Jimmy pushed Pinkie away and stated, “Well guys to be honest this dinner sucks and the only thing that could possibly make this trip worth it is to catch and kill the killer.”

“Can I be detective Pinkie?!” Pinkie excitedly shouted.

“No, I think no one liked that episode of Detective Pinkie in the series anyway,” Jimmy replied dully.

“... What?” Pinkie replied confused.

Jimmy pointed towards Jacob and said “You’ve got experience with killing people, could you find out what he was killed with?”

Jacob shrugged and walked over to the corpse, after examining the corpse, he stood up, “I believe it was with something very blunt, there’s no cuts, just a huge gash and a cracked skull. I prefer killing that way, that satisfying crunch of the bone, you can almost feel it through whatever you used to break it with.” Jacob explained.

“Well I’m ruled out as well as Pinkie and Trixie because I was GETTING FUCKING RAPED AND NONE OF YOU FUCKING HELPED ME” yelled Jimmy.

“So that leaves Rarity, Sweetie Belle, Rainbow Dash, Twilight. and myself” Jacob listed.

Jimmy scoffed and said, “I don’t think you’d kill someone in the dark, I think you’d do it with everyone watching, plus you have absolutely no reason to kill Snips, I don’t think you even knew the guy,”

“Which is EXACTLY why I’d kill him!” Jacob stated “Who are you to judge me! I’ll kill whoever I want when I want!... Except for Sweetie Belle.” Sweetie Belle then smiled brightly and moved by his side

With that Jimmy started pacing the room and yelled “Absolutely none of you have an actual motive to kill Snips, but that doesn’t mean you aren’t suspects!”

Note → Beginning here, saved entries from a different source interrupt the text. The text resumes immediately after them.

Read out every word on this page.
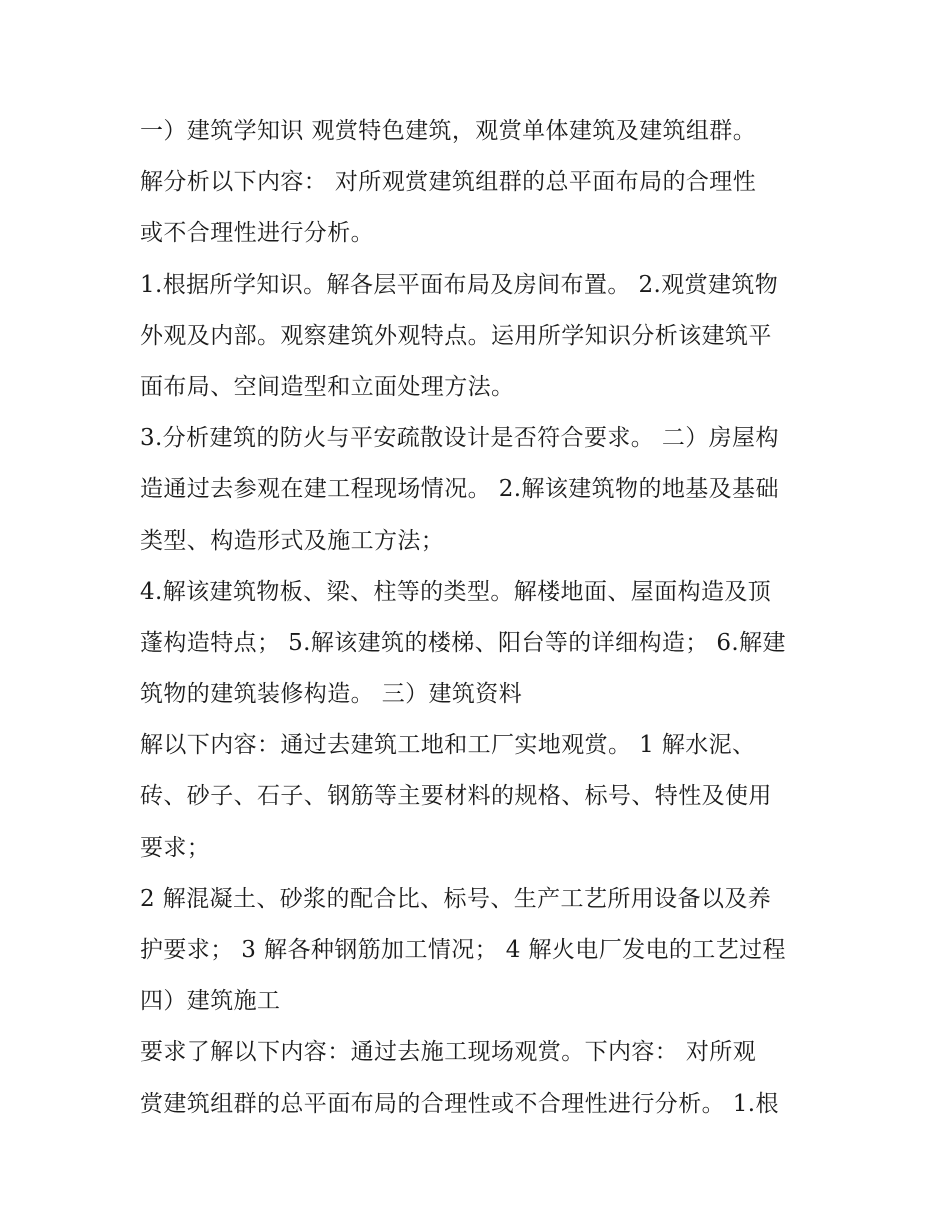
一）建筑学知识 观赏特色建筑，观赏单体建筑及建筑组群。
解分析以下内容： 对所观赏建筑组群的总平面布局的合理性
或不合理性进行分析。
1.根据所学知识。解各层平面布局及房间布置。 2.观赏建筑物
外观及内部。观察建筑外观特点。运用所学知识分析该建筑平
面布局、空间造型和立面处理方法。
3.分析建筑的防火与平安疏散设计是否符合要求。 二）房屋构
造通过去参观在建工程现场情况。 2.解该建筑物的地基及基础
类型、构造形式及施工方法；
4.解该建筑物板、梁、柱等的类型。解楼地面、屋面构造及顶
蓬构造特点； 5.解该建筑的楼梯、阳台等的详细构造； 6.解建
筑物的建筑装修构造。 三）建筑资料
解以下内容：通过去建筑工地和工厂实地观赏。 1 解水泥、
砖、砂子、石子、钢筋等主要材料的规格、标号、特性及使用
要求；
2 解混凝土、砂浆的配合比、标号、生产工艺所用设备以及养
护要求； 3 解各种钢筋加工情况； 4 解火电厂发电的工艺过程
四）建筑施工
要求了解以下内容：通过去施工现场观赏。下内容： 对所观
赏建筑组群的总平面布局的合理性或不合理性进行分析。 1.根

“Best we can do is find the murder weapon, I doubt it just disappeared.” Rarity replied.

“THAT’S JUST WHAT THE MURDERER WOULD SAY” screamed Jacob, aiming at Rarity with his MP40.

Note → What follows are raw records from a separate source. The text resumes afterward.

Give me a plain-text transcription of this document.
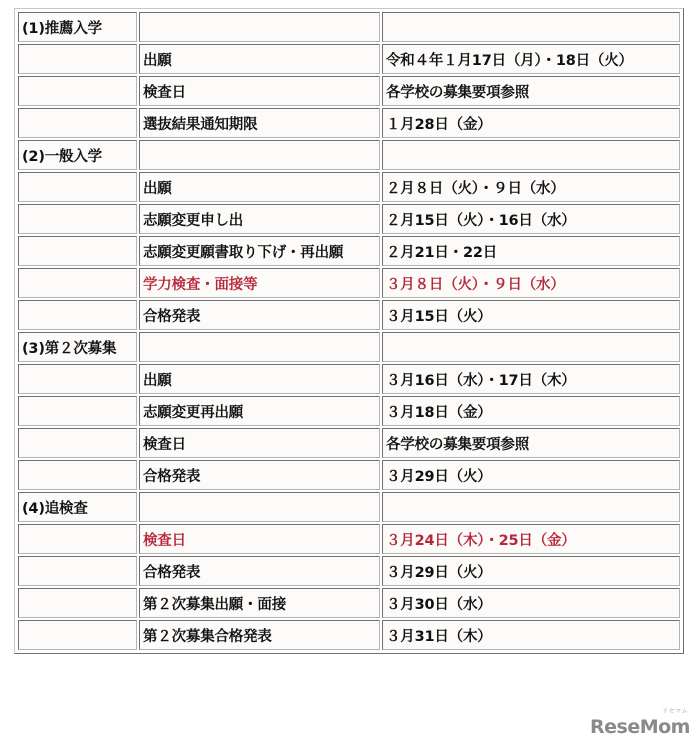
(1)推薦入学		
	出願	令和４年１月17日（月）・18日（火）
	検査日	各学校の募集要項参照
	選抜結果通知期限	１月28日（金）
(2)一般入学		
	出願	２月８日（火）・９日（水）
	志願変更申し出	２月15日（火）・16日（水）
	志願変更願書取り下げ・再出願	２月21日・22日
	学力検査・面接等	３月８日（火）・９日（水）
	合格発表	３月15日（火）
(3)第２次募集		
	出願	３月16日（水）・17日（木）
	志願変更再出願	３月18日（金）
	検査日	各学校の募集要項参照
	合格発表	３月29日（火）
(4)追検査		
	検査日	３月24日（木）・25日（金）
	合格発表	３月29日（火）
	第２次募集出願・面接	３月30日（水）
	第２次募集合格発表	３月31日（木）
リセマム
ReseMom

“... Actually no, it’s a pretty good idea that we look for it.” Jimmy said. With that the group set off to search for a murder weapon. After discovering that Trixie not only had a sex dungeon but also kept a fucking shrine to Tom Hanks, the group discovered a broken pipe on top of Trixie’s bed.

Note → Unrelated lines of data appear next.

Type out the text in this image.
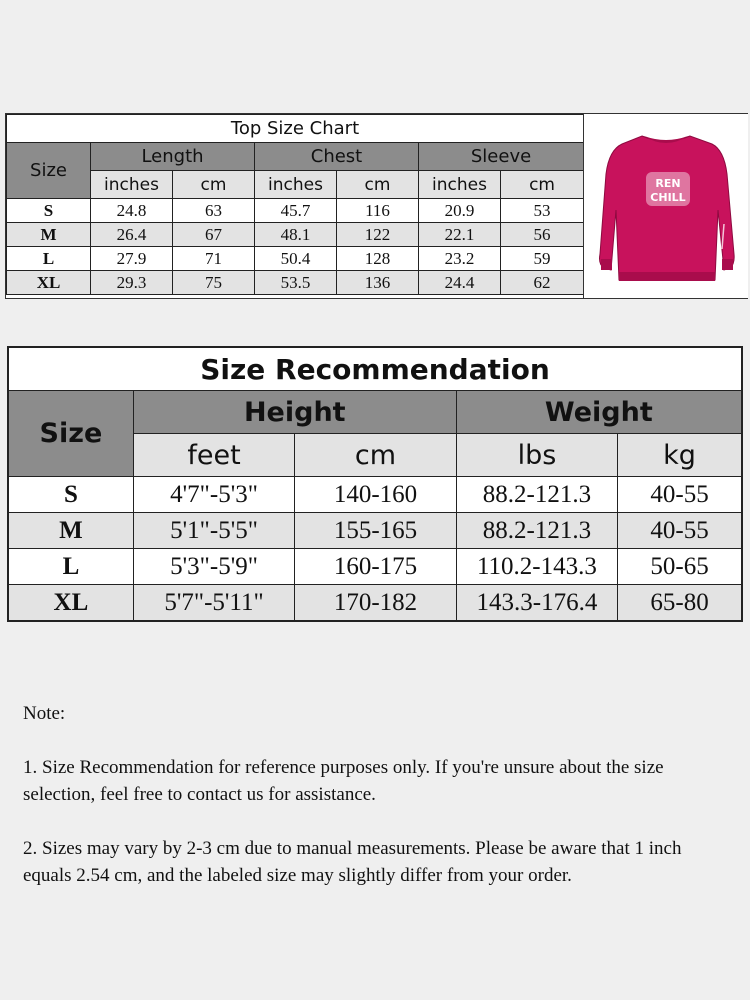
Top Size Chart						
Size	Length		Chest		Sleeve	
	inches	cm	inches	cm	inches	cm
S	24.8	63	45.7	116	20.9	53
M	26.4	67	48.1	122	22.1	56
L	27.9	71	50.4	128	23.2	59
XL	29.3	75	53.5	136	24.4	62
REN
CHILL
Size Recommendation				
Size	Height		Weight	
	feet	cm	lbs	kg
S	4'7"-5'3"	140-160	88.2-121.3	40-55
M	5'1"-5'5"	155-165	88.2-121.3	40-55
L	5'3"-5'9"	160-175	110.2-143.3	50-65
XL	5'7"-5'11"	170-182	143.3-176.4	65-80

Note:

1. Size Recommendation for reference purposes only. If you're unsure about the size selection, feel free to contact us for assistance.

2. Sizes may vary by 2-3 cm due to manual measurements. Please be aware that 1 inch equals 2.54 cm, and the labeled size may slightly differ from your order.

“A murder weapon, in your room Trixie? I’m putting you back on the suspects list!” Jacob said sternly.

“Just because It’s in Trixie’s bedroom does not mean Trixie did it, you all saw Trixie wooing Jimmy with her amazing body, Trixie did not do this! Why would Trixie kill Trixie’s own butler? He cleans Trixie’s rooms and polishes Trixie’s Tom Hanks sculpture, why would Trixie kill off Snips for that?” Trixie nervously explained.

Jimmy said “Well someone must’ve done it, who’d have motive to kill Snips? Rainbow? She’s too stupid to know how to wield a pipe let alone kill someone with it. Jacob? He’d fucking tell everyone that he did it. Twilight’s, well, Twilight. Pinkie’s harmless as a fly, plus she has not a single motive to do such a thing to Snips.”

“Madam Trixie do you want your pot brownies now or is it a bad time?” Snails asked entering the room. Just then, the lights went out again! And again there was a squeak, the sounds of a struggle, but no scream. The lights then flickered back on, revealing Trixie trying to make out with Jacob, with a simple shove she fell to the floor. However, Snails was wielding the very same pipe on the bed with his magic, trying to swing at Jimmy with it.

“She’s MINE! And I don’t like her loving up on you like she was EARLIER!” Snails screamed. Jimmy quickly disarmed him, and stabbed him in the chest with the Butter Knife of Humility!

“AHA!” Jacob shouted, “It was the BUTLER with the LEAD PIPE in the DINING ROOM! I FUCKING KNEW IT ALL ALONG!... Okay I didn’t but HOLY FUCK!”

Snails then gasped desperately for air, he looked to Trixie, and said, “I did this… all for… you.”

Trixie, looking sad, replied, “... Eww.” (... I mistook sadness for disgust). And with that, Snails was dead. The group then gave them a proper burial… well they threw them in the backyard of Trixie's mansion then left.. They then wandered back to Ponyville and returned home. Trixie pretty much just left the mansion and moved in with Jimmy, not telling him she did of course (That was a fun morning). Jacob decided that the mansion was his true home and soon returned to live and work beside the Tom Hanks Shrine. Twilight, completely happy that Jacob isn’t in her library, soon burnt the couch that Jacob lounged naked on. And they lived happily ever after…. Until our NEXT story!